Kapitalismus und Krieg

Aber auch wenn vieles dagegen spricht, ist es nicht völlig auszuschließen, dass es sogar kurzfristig zu militärischen Handlungen gegen den Iran kommt. So könnte möglicherweise die israelische Regierung Luftangriffe starten – um die eigene Krise zu „lösen“. In Umfragen unterstützen keine zehn Prozent mehr die Olmert-Regierung. Solange das US-Militär so geballt in der Region vertreten ist, droht jederzeit eine weitere Eskalation, die eine militärische Kettenreaktion nach sich ziehen könnte.
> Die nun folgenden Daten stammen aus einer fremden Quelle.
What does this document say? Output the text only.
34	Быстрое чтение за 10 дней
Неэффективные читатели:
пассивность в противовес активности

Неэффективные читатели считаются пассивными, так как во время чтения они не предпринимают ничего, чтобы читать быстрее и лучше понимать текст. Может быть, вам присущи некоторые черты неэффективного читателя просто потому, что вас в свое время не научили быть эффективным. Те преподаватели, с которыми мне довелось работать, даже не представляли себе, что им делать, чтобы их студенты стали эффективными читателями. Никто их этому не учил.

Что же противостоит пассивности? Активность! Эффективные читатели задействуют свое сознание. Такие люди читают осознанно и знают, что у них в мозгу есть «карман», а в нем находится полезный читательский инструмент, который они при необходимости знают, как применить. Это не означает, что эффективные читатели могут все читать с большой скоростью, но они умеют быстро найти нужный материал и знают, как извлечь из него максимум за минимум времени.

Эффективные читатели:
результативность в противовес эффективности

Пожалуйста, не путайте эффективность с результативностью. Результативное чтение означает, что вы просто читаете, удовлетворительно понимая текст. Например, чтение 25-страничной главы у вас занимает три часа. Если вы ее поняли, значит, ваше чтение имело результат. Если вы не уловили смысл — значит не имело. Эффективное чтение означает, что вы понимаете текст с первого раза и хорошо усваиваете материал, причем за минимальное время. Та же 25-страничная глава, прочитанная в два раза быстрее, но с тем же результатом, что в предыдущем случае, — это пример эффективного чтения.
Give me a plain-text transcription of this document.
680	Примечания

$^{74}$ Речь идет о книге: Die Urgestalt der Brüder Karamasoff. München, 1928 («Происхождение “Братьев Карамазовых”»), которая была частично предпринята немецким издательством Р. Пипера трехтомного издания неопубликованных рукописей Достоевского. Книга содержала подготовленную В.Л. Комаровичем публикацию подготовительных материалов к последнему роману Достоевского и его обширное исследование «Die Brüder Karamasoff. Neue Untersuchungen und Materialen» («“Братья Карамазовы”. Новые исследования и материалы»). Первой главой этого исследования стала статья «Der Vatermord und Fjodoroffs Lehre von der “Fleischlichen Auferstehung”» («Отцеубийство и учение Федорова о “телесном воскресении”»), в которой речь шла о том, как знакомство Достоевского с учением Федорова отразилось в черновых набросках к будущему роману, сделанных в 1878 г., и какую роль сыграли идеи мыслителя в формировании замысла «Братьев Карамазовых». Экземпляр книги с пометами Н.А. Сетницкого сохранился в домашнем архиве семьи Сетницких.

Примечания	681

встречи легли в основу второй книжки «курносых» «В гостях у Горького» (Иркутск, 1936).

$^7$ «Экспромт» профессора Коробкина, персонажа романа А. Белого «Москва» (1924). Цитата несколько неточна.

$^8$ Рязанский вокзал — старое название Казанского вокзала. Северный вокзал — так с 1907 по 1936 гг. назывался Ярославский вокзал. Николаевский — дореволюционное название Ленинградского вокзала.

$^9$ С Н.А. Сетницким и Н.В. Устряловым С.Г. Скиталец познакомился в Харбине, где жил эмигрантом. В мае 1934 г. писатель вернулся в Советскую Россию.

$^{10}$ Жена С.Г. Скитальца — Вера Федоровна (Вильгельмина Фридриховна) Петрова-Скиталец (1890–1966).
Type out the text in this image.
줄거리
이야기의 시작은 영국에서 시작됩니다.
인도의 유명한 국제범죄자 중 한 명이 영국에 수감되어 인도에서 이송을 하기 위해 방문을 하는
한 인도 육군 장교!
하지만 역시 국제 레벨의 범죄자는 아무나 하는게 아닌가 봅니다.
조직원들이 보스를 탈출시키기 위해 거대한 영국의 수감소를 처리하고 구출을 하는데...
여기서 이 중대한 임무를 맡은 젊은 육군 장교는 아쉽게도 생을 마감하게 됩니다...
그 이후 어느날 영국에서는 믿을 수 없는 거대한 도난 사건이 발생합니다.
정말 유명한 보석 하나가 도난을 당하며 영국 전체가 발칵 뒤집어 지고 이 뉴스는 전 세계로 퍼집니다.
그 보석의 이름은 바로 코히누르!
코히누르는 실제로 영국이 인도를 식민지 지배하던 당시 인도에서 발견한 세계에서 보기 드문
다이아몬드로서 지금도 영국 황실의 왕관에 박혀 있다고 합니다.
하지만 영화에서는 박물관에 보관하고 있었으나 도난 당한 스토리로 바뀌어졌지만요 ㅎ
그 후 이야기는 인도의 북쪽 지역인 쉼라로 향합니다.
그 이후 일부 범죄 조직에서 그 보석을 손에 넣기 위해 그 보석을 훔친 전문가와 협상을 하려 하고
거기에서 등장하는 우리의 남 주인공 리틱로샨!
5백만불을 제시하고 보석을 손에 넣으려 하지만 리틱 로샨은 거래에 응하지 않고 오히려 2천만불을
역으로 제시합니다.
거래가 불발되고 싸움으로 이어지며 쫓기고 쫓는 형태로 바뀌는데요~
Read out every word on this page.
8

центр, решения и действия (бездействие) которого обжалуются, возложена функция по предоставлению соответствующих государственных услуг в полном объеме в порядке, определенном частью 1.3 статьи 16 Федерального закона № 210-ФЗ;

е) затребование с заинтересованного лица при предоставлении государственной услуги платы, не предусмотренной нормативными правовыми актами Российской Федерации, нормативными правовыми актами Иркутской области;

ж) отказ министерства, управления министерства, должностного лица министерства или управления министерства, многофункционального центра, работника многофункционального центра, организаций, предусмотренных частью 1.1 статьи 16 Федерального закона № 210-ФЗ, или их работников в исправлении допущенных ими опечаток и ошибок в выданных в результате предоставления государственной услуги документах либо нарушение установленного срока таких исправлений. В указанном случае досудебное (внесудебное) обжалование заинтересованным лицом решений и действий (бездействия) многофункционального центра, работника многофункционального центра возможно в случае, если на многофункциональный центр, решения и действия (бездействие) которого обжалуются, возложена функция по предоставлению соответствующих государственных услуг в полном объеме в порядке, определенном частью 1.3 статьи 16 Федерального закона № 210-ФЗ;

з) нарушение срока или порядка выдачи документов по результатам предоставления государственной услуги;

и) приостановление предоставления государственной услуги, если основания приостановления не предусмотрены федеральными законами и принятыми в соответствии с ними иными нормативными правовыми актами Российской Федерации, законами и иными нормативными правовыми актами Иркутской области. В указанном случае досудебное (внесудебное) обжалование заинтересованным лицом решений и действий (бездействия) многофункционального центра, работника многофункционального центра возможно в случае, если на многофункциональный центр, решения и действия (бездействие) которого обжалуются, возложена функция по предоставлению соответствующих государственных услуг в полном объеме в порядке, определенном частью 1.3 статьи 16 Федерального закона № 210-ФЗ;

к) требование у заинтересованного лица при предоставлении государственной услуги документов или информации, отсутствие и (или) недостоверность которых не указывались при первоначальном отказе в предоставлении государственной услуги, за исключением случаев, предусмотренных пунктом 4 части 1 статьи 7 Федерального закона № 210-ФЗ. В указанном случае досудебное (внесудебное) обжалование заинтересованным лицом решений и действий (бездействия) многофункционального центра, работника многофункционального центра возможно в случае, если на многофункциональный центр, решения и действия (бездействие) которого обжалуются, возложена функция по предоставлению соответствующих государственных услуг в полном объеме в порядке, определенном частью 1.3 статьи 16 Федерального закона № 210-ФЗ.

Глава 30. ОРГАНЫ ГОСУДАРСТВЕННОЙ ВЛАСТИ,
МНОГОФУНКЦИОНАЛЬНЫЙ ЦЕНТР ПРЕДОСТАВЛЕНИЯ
Im letzten Jahr zählte die AG Kriegsursachenforschung der Hamburger Universität weltweit 43 Kriege und bewaffnete Konflikte. Nach dem Ende des „Kalten Krieges“ werden Jahr für Jahr 1.000 Milliarden Dollar für Rüstung ausgegeben. Offenkundig nicht wegen der Bedrohung durch den Ostblock, sondern weil kapitalistische Staaten gegeneinander aufrüsten. Es geht um Profite, Rohstoffe und Einfluss. Nicht nur im Nahen Osten. Darum toben heute Kriege. Darum steuert die Welt auf weitere Kriege zu – wenn dieses mörderische System nicht überwunden wird.